Hybrid photovoltaic power prediction method based on subsystem staged optimization and sample-level fine classification

Accurately forecasting short-term photovoltaic power generation is crucial for ensuring power system stability. However, traditional methods, due to the limitations of "fixed-stage sub-model training" and "coarse weather classification," struggle to cope with the high randomness of photovoltaic power generation, resulting in insufficient prediction accuracy and practicality. This paper proposes a hybrid photovoltaic power forecasting system that incorporates fuzzy time series preprocessing, subsystem selection, and model optimization modules. Its key breakthroughs lie in two key strategies: First, a "full-stage performance testing - optimal stage selection" mechanism is designed to screen five seed models from linear, machine learning, and pure attention models.

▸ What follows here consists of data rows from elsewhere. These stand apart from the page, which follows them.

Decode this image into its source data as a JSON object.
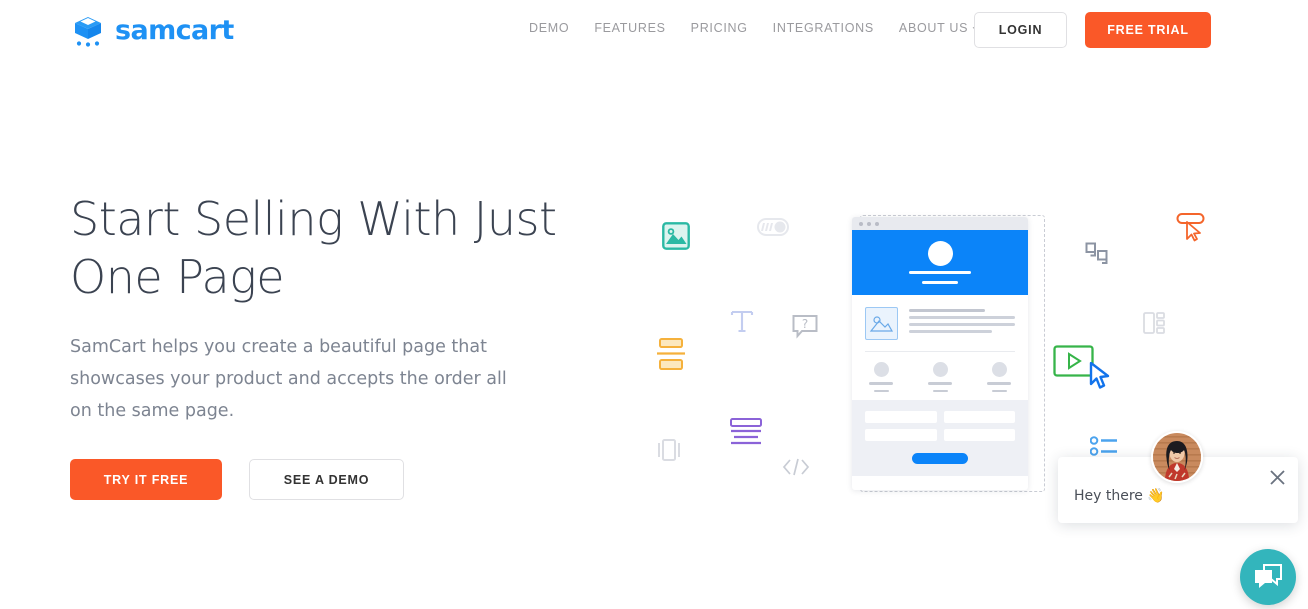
{
  "header": {
    "logo": {
      "text": "samcart",
      "icon": "shopping-cart-icon",
      "color": "#1E91F4"
    },
    "nav": [
      {
        "label": "DEMO"
      },
      {
        "label": "FEATURES"
      },
      {
        "label": "PRICING"
      },
      {
        "label": "INTEGRATIONS"
      },
      {
        "label": "ABOUT US",
        "has_dropdown": true,
        "chevron": "ˇ"
      }
    ],
    "login_label": "LOGIN",
    "free_trial_label": "FREE TRIAL"
  },
  "hero": {
    "title": "Start Selling With Just One Page",
    "subtitle": "SamCart helps you create a beautiful page that showcases your product and accepts the order all on the same page.",
    "primary_cta": "TRY IT FREE",
    "secondary_cta": "SEE A DEMO"
  },
  "illustration": {
    "mockup_name": "one-page-checkout-mockup",
    "floating_icons": [
      {
        "name": "image-block-icon",
        "color": "#2BB9A4"
      },
      {
        "name": "toggle-switch-icon",
        "color": "#e4e6eb"
      },
      {
        "name": "text-block-icon",
        "color": "#c3cdf0"
      },
      {
        "name": "faq-bubble-icon",
        "color": "#b9bdc6"
      },
      {
        "name": "divider-block-icon",
        "color": "#F5B13C"
      },
      {
        "name": "text-align-icon",
        "color": "#8B63D8"
      },
      {
        "name": "carousel-icon",
        "color": "#dadce2"
      },
      {
        "name": "code-block-icon",
        "color": "#c8ccd4"
      },
      {
        "name": "button-cursor-icon",
        "color": "#F4652B"
      },
      {
        "name": "quote-block-icon",
        "color": "#8c94a3"
      },
      {
        "name": "two-column-layout-icon",
        "color": "#dadce2"
      },
      {
        "name": "video-play-icon",
        "color": "#36B449"
      },
      {
        "name": "mouse-cursor-icon",
        "color": "#1273EB"
      },
      {
        "name": "bullet-list-icon",
        "color": "#4BA3EE"
      }
    ],
    "colors": {
      "mock_blue": "#0B84F9",
      "form_bg": "#EEF0F5"
    }
  },
  "chat": {
    "message": "Hey there 👋",
    "close_label": "close-chat",
    "fab_color": "#33B5BC",
    "avatar_alt": "support-agent-avatar"
  }
}
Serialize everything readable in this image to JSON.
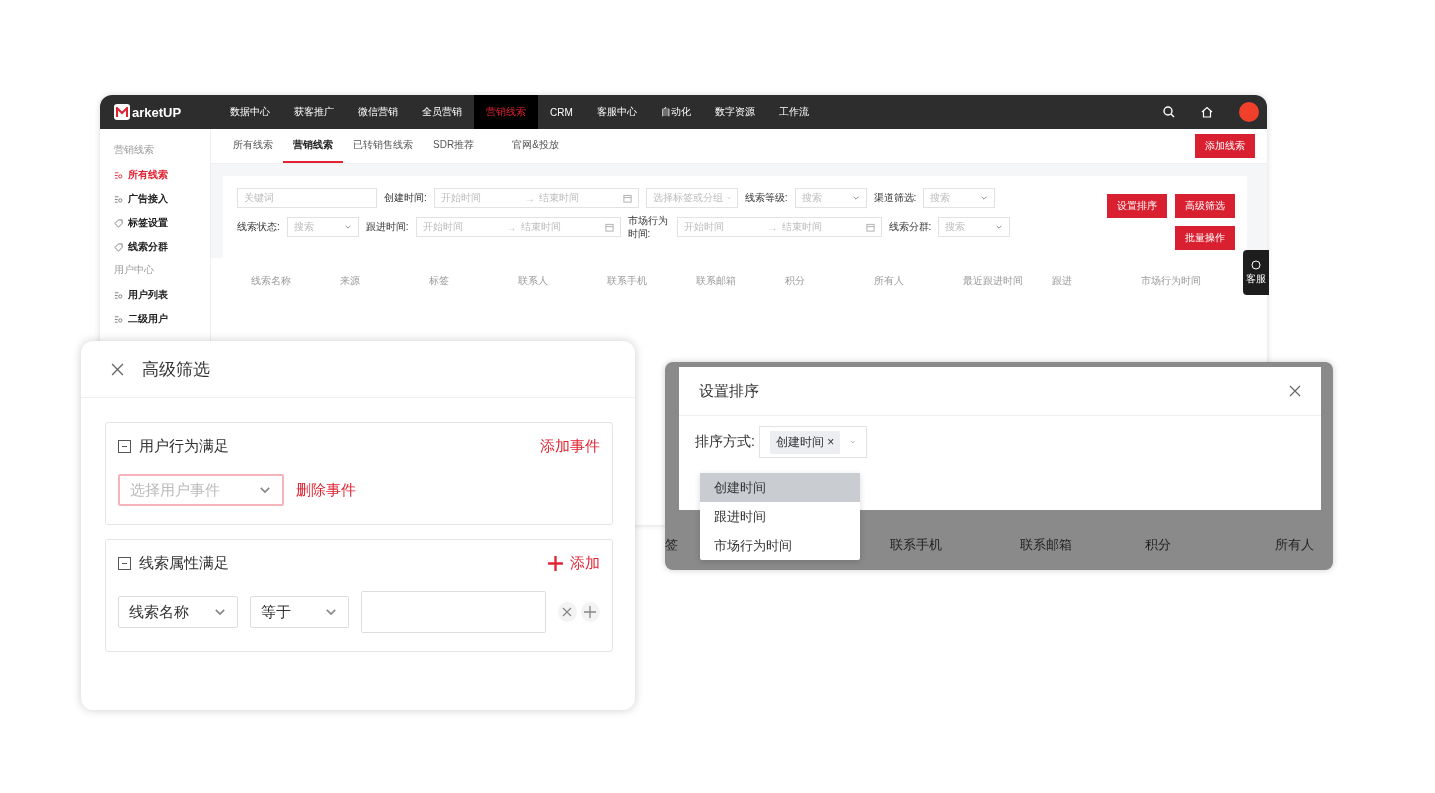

The optimal output stage for each sub-model is determined through iterative verification, addressing the performance loss associated with fixed training. Second, a sample-level fine classification system is constructed, eliminating coarse classification and incorporating features such as irradiance and temperature to achieve one-to-one "model-to-sample" adaptation, mitigating the influence of individual differences. The system utilizes fuzzy preprocessing to improve data quality, and employs an enhanced whale optimization algorithm (EWOA) combined with simulated annealing (SA) to avoid local optima. Experiments on the Safi-Morocco three-dataset system show that the system significantly improves prediction accuracy and stability through the synergy of subsystem optimization and fine classification, providing a new path for high-fluctuation energy power prediction.